Oli per friggere: tra scienza e pratica in cucina
In cucina, la pratica rompe la grammatica. Studiare la nutrizione è fondamentale, ma il campo è così vasto che conoscere tutto è impossibile. Così come in medicina esistono specialisti – endocrinologi, cardiologi, gastroenterologi – anche nella nutrizione dovremmo distinguere diverse figure, tra cui il nutrizionista in cucina.
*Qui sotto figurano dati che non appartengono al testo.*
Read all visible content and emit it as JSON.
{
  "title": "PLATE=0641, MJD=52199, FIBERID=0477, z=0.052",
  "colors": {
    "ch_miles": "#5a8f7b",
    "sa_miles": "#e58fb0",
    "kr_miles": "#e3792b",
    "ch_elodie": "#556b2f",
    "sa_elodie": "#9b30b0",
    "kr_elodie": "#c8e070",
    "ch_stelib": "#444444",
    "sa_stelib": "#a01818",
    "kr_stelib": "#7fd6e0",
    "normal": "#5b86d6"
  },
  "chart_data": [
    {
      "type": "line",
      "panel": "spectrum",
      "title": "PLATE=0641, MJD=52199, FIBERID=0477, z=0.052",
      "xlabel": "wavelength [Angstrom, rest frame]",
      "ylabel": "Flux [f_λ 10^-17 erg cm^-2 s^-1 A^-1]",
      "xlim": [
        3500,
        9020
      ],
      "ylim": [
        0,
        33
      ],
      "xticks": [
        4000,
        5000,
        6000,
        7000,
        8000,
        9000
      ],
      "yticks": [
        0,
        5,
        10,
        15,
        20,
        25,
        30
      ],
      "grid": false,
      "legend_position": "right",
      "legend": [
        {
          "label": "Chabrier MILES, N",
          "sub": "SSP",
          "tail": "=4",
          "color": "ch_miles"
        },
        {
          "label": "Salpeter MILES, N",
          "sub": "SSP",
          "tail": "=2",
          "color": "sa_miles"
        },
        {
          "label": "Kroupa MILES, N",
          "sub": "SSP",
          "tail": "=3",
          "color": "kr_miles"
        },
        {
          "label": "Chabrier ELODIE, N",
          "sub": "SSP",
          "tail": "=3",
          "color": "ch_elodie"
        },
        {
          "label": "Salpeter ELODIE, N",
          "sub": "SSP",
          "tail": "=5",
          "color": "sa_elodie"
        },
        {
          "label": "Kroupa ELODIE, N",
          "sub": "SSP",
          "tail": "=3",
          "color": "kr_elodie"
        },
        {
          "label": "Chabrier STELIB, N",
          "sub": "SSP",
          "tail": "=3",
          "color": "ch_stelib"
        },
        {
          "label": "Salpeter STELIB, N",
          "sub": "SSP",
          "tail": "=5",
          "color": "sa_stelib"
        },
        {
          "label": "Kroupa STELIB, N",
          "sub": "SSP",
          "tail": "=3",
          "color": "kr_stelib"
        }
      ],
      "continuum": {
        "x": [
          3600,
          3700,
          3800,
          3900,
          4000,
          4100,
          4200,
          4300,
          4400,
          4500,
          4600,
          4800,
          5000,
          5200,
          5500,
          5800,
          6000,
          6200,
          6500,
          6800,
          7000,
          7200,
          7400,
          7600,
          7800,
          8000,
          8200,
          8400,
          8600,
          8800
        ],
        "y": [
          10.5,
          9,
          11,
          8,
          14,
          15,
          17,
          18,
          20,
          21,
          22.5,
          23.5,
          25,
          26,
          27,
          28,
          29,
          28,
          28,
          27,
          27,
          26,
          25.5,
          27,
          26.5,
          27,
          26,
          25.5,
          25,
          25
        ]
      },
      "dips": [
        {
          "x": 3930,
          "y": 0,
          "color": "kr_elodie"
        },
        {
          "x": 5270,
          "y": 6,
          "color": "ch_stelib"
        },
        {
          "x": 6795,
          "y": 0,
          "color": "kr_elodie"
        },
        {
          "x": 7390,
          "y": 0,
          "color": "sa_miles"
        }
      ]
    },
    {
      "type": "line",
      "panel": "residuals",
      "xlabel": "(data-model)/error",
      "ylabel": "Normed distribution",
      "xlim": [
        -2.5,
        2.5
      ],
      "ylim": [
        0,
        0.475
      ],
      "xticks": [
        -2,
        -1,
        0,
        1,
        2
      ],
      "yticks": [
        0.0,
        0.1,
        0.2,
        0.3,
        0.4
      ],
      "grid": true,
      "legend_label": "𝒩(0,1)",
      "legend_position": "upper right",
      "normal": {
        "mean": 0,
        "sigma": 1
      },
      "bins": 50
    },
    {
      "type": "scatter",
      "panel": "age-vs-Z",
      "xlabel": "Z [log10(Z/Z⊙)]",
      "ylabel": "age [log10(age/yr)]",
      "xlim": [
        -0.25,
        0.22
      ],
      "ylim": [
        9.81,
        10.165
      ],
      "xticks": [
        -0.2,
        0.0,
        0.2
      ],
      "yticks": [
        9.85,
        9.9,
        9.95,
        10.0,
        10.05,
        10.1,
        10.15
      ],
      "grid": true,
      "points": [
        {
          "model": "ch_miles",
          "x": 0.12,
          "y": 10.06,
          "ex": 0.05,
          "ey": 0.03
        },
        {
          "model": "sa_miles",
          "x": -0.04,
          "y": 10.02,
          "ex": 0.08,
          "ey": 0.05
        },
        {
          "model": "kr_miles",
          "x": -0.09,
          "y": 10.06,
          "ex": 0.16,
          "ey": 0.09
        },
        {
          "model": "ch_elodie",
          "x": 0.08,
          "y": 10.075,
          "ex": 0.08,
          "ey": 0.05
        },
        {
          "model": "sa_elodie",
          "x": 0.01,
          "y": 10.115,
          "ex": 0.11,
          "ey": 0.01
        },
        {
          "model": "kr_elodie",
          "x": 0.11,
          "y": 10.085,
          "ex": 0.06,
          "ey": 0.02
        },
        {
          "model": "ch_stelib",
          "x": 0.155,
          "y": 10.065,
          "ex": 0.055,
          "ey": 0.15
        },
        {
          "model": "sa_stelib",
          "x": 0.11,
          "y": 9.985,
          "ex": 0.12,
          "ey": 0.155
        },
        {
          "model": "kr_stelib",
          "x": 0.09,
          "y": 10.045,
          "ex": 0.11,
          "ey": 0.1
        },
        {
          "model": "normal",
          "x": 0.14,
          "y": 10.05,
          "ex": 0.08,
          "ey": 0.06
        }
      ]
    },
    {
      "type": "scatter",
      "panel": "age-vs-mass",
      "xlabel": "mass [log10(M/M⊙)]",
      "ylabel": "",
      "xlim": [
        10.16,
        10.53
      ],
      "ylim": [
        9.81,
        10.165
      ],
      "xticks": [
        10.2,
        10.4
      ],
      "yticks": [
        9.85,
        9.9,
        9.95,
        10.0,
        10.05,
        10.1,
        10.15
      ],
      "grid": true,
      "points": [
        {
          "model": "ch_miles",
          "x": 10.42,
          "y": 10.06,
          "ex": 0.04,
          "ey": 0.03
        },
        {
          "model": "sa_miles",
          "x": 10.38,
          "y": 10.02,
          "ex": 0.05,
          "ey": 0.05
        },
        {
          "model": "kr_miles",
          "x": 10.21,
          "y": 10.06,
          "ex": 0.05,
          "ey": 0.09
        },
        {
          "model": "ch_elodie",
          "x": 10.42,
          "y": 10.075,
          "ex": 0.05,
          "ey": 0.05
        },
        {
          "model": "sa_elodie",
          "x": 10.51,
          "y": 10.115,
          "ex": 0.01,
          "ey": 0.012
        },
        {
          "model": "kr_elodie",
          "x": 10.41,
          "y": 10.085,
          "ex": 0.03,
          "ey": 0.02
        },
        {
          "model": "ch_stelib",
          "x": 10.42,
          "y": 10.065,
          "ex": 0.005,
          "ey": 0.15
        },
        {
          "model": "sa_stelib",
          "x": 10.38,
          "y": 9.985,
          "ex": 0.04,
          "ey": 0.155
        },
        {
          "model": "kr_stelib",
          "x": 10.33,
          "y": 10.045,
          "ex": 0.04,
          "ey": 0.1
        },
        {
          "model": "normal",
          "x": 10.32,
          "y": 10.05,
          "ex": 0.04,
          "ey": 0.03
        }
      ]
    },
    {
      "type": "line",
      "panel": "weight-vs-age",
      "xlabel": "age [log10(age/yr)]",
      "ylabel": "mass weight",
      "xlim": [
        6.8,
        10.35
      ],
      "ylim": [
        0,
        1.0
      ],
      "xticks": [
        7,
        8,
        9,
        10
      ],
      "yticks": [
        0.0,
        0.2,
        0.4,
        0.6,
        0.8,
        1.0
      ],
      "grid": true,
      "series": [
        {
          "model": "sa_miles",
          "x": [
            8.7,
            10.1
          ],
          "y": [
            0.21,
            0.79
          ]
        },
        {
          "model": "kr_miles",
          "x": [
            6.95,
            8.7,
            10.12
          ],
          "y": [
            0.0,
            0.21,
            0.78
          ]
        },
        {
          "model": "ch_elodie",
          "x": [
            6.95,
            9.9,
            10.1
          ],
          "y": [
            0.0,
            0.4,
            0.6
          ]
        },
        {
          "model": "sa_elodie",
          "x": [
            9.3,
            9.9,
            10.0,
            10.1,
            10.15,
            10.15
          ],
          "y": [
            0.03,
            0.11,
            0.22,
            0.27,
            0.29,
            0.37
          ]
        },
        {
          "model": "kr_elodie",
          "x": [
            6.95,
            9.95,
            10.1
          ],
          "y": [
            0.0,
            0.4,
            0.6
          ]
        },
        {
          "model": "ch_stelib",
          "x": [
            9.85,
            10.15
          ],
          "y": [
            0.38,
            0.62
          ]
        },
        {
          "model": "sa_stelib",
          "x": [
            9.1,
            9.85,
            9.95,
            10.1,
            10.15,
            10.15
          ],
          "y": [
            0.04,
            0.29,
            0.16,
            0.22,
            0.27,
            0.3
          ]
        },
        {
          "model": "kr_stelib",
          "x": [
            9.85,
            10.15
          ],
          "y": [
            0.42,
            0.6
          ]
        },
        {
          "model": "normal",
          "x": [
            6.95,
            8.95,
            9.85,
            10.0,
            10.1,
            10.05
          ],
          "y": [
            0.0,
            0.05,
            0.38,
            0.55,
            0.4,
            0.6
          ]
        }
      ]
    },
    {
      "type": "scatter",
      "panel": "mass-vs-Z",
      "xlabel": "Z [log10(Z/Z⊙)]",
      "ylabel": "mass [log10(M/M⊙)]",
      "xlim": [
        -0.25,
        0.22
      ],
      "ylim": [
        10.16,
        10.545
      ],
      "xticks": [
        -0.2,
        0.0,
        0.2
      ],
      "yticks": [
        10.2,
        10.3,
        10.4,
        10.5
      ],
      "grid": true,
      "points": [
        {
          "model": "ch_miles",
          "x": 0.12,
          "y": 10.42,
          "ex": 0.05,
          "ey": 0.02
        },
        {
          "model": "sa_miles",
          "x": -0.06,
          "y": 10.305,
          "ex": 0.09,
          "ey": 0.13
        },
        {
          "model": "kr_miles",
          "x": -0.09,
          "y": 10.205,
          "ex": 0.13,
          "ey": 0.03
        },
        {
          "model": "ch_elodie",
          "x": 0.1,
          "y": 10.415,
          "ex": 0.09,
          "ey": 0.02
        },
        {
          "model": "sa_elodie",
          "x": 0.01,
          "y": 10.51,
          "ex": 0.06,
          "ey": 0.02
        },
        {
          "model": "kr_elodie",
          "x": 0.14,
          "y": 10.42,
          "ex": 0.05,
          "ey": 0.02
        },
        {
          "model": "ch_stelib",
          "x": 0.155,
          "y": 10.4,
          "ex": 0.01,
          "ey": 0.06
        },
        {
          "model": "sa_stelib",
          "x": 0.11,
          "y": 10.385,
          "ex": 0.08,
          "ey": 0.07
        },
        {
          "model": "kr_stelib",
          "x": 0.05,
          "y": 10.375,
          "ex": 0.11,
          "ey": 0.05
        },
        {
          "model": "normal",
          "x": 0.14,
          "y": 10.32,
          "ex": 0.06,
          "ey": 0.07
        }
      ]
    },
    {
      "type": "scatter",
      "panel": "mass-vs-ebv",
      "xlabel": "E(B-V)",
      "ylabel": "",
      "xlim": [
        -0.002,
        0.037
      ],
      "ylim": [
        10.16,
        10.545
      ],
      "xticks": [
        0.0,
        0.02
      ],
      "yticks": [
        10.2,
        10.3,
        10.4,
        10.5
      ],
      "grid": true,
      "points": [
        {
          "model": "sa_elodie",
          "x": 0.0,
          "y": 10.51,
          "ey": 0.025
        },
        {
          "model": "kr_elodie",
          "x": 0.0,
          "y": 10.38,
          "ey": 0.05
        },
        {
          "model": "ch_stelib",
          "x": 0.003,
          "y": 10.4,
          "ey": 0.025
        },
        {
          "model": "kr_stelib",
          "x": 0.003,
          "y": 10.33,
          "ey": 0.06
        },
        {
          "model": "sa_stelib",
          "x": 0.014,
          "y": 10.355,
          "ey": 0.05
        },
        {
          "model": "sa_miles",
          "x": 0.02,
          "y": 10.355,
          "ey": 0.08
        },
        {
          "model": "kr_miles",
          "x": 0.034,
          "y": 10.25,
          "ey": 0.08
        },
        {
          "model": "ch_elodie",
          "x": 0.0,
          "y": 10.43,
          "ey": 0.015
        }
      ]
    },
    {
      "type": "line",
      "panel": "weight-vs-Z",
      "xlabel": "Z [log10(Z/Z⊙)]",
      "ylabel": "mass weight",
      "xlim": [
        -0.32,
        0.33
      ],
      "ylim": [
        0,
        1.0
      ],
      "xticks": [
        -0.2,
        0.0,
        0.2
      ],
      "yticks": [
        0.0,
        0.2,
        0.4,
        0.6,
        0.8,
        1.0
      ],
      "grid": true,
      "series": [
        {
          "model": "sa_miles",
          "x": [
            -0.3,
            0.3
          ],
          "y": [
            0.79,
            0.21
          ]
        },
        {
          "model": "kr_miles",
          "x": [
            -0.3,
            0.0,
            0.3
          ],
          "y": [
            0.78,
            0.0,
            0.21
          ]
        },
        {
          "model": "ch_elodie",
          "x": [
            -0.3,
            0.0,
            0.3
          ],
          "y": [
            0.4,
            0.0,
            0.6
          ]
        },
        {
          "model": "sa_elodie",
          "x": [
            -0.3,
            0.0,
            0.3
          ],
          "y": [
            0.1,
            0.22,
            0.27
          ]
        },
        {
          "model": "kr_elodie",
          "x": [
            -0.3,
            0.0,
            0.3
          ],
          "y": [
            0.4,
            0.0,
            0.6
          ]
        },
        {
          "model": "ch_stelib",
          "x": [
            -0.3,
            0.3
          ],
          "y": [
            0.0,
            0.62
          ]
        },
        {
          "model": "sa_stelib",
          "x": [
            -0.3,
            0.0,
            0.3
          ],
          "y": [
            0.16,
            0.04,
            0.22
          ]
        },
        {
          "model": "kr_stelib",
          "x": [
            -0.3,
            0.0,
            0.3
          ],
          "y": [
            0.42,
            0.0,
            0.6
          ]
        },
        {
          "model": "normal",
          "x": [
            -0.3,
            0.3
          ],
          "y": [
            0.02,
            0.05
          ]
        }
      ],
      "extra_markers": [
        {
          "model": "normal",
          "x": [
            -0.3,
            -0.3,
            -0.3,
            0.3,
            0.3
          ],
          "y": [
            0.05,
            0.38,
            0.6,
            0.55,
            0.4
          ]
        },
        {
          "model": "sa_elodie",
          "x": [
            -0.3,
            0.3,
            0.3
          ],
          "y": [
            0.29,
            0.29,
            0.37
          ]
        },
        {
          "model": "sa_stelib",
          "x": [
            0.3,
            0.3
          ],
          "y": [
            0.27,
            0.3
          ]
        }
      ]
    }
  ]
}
Sui social si parla spesso di tutto senza la giusta competenza, ma la stessa cosa accade anche tra i professionisti. Non tutti, certo. Ad esempio, il prof. Sorrentino è un grande esperto, ma alcune sue affermazioni – riportate su Repubblica e sul suo sito – meritano un approfondimento critico.
Il punto di fumo e la scelta dell’olio per la frittura
Si dice spesso che il punto di fumo sia il criterio principale per scegliere un olio da frittura. Ma è davvero così? Vediamo qualche dato.
Un punto di fumo di 191°C non è affatto basso, considerando che la temperatura ideale per friggere è intorno ai 180°C. In alcuni casi, come per le patate e i calamari, si può scendere fino a 170°C, a patto di rispettare una regola fondamentale: friggere massimo 100 g di prodotto per litro di olio.
Ma la vera questione è un’altra: non dobbiamo scegliere l’olio solo in base al suo punto di fumo. Ecco perché:
Se friggiamo con criterio e utilizziamo un termometro da cucina, la temperatura non dovrebbe mai superare i 190°C e comunque non oltre i 200°C. Superata questa soglia, infatti, tutti i grassi vegetali iniziano a formare glicidil esteri, composti potenzialmente dannosi per la salute. Quindi, un olio con un punto di fumo superiore ai 200°C non è automaticamente più sicuro o più adatto alla frittura.
L’olio cotto non è un nemico della salute. Al contrario, ha un effetto positivo sulla digestione perché stimola il rilascio degli acidi biliari. Questo significa che possiamo consumare con serenità anche verdure ripassate in padella, a patto di rispettare le giuste temperature di cottura.
Conclusione
La scelta dell’olio in cucina non può basarsi su un solo parametro. Serve equilibrio tra scienza, esperienza e buon senso. La frittura può far parte di un’alimentazione sana, purché venga eseguita correttamente. E ricordiamo: la nutrizione non si studia solo sui libri, ma anche dietro ai fornelli.